Mister. Miss. Doctor. Professor. Pharmacist. Vice President. Musician. We give these titles out freely and if someone does not seem to have a title, we give them one. If they do not like the title we give them, they will correct us by saying, “Ahem. It is Doctor Jingleheimer Schmidt now.”
Strangers give out titles like they are naming their first-born. While I am working in the grocery store, a customer walks behind me and says, “Miss! Could you tell me where _________ is?” Why can they not just say “Yoo-hoo! Big summer blowout!” instead? If someone wants to call me “Miss” and have me be okay with it, they must immediately follow “Miss” with “Independent.”
How about the people in our lives that we care about? Why do we need to give them titles? In the first few months of seeing someone, we await the label, impossibly impatiently. When will he ask me to be his girlfriend? Then, a couple years later… Why won’t he propose? I want him to be my fiancé. We think that this title will create more trust and security in one another. Well, he put a ring on it, so he’s mine forever. Do you really think that ring will stop some homewreckin’ broad from seducing “your” man? I’m sorry to break it to you, but it is not a fortress.
A title, according to Merriam-Webster Dictionary, is “the name given to something to identify or describe it” or “a word or name that describes a person’s job in a company or organization.”
Isn’t a name given to identify or describe something just a lazy way of making us all the same? Any human being who graduates from a doctoral program is given the title “Doctor.” Any woman who gets married is given the title “Mrs.” It is shameful to be a woman with the title “Ms.” because people start to wonder why she never married (as if marriage is our sole purpose for being birthed into this world).

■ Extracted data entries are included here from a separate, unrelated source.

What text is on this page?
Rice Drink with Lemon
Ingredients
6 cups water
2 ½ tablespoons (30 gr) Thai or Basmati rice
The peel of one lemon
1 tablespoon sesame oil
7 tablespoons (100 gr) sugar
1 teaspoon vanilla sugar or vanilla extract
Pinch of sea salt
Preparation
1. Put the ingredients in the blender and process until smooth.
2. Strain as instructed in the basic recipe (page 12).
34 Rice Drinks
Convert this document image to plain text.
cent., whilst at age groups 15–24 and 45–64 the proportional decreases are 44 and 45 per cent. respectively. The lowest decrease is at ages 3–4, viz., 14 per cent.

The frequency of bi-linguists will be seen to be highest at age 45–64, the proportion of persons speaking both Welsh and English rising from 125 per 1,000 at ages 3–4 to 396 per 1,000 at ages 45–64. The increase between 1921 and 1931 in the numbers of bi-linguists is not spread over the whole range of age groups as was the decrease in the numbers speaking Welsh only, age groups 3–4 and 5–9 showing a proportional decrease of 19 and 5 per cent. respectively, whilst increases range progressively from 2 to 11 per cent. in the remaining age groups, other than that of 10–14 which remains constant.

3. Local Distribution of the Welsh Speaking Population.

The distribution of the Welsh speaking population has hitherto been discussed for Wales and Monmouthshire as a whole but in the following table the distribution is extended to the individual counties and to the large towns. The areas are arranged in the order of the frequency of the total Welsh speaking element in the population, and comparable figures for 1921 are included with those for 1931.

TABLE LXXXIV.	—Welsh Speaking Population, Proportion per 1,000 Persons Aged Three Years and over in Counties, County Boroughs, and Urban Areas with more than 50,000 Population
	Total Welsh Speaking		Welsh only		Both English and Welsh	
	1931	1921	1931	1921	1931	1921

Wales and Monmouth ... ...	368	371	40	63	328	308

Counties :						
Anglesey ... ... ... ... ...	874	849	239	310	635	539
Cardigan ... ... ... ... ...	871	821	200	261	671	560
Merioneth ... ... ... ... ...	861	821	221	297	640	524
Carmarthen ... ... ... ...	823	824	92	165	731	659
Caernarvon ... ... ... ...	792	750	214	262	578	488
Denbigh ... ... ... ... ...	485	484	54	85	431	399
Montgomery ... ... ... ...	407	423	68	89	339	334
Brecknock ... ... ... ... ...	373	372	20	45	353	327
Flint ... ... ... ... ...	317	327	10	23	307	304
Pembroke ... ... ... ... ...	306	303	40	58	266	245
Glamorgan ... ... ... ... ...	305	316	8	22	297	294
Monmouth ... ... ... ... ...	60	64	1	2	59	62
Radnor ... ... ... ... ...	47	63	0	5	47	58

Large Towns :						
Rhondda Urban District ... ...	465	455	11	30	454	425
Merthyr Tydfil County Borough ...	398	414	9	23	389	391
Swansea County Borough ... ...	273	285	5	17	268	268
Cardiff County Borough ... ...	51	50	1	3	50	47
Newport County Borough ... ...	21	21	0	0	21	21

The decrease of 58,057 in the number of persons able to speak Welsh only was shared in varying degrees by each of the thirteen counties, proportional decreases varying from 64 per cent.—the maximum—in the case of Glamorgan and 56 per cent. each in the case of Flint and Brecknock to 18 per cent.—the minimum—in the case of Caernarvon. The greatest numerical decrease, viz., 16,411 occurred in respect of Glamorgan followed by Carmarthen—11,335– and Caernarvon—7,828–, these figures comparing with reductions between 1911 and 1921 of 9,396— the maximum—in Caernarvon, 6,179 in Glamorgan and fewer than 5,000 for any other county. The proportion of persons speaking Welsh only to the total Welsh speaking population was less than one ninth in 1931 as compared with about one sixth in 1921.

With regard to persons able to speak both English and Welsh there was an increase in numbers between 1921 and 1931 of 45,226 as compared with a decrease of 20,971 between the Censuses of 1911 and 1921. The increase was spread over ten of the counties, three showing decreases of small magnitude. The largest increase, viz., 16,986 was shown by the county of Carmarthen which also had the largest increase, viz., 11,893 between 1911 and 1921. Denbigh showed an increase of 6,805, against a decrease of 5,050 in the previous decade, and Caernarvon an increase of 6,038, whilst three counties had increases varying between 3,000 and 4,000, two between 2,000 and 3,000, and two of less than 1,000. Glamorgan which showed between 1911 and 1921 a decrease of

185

Isn’t a word or name that describes a person’s job in a company a lazy way of making us all the same? I am a grocery stocker at so-and-so grocery store and now I am lined up next to all other grocery stockers in all other grocery stores. We are one and the same. What about our lives outside of the store? I am a sister, an aunt, a student, daughter, mentor, intern, consultant, and nap-enthusiast. Why can’t I be the sole nap-enthusiast grocery stocker and Bobby down at Wal-Mart can’t be the only stamp-collecting grocery stocker?
Why do we have to categorize human beings based on their job or education? My father did not go all the way in his education and get a doctorate degree, but you stand him next to all other fathers out there, and there is no comparison. “What does your dad do for work?” people ask me. This has always been a tough question to answer because he is not a Firefighter or a Police Officer or some CEO of some big company. I tell ya what. He is thee hardest working Route-Supervisor-bread-seller ever to step foot on this Earth.
I am not naïve enough to think that we are all unique snowflakes. We aren’t. We are all very freakishly similar. What I do think is that we all deserve a niche with a title of our own choosing. We could not choose our names at birth. We could not choose to become an aunt or sister. These things just happened. But, when we choose to get a job stocking shelves at a grocery store, or we choose to get our Doctorate degree, or we choose to be stay-at-home mums, we should have the right to choose our titles.
“John Jacob Jingleheimer Schmidt / His name is my name too…” except that is not my name and I do not think he would want to be sharing his name with every child everywhere.